Asking why we can't do three-digit multiplication quickly even though our brains is complex is sort of like asking why a toaster can't tell you ratios of voltages even though it has resistors in it. It's the difference between what a machine does and how it works. Brains are fabulously complex, but one thing they weren't built for is three-digit multiplication. Does the brain "know" how to do multiplication really really fast? Yes, of course, there are all kinds of things going on in the brain that involve multiplication. Does it know how to do it with numbers that come in through the ears, and spew the answer out through your mouth? No, brains weren't built to do that. They were, however, built (so to speak) to do much more complicated (but different) things, like recognizing threats and understanding spoken language.

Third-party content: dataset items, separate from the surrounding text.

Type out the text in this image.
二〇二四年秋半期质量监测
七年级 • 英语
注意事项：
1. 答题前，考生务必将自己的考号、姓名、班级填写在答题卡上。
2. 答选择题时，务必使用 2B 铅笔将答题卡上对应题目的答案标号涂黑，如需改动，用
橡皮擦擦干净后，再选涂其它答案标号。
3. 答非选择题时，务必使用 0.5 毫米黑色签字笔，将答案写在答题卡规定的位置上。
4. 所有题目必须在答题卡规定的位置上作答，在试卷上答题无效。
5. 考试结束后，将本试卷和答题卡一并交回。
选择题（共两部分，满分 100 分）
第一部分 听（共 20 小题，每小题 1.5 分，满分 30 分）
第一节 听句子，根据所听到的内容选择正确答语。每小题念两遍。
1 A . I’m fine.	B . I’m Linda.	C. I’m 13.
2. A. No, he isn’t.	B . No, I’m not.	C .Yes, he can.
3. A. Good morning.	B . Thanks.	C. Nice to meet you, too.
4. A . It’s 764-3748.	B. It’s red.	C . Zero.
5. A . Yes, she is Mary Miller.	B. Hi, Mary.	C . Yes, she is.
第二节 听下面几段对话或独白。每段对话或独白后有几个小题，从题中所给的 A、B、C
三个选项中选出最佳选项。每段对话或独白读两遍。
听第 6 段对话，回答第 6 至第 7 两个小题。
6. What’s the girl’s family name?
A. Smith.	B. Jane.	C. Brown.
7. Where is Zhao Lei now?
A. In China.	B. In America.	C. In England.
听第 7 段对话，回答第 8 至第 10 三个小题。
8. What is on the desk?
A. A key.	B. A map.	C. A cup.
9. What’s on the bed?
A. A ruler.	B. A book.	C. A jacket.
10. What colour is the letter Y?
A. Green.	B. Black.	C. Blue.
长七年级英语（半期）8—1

I don't know how good the router analogy will turn out to be, but it's not exactly breaking news that some things need attended, more-or-less serial processing, and that mental arithmetic is one of them. The things that don't need as much attention are things that are evolutionarily old and more or less built-in. Extremely overlearned tasks can fake it sometimes. Guys like Hal Pashler and Stan Dehaene are always making progress into understanding how and why these things work, but the idea of processing bottlenecks in cognitive function is very old. The router analogy is probably a bad one, because it's unlikely that the brain's router lives in any very specific place. It's more likely a property of how the brain adapts to tasks it wasn't designed for.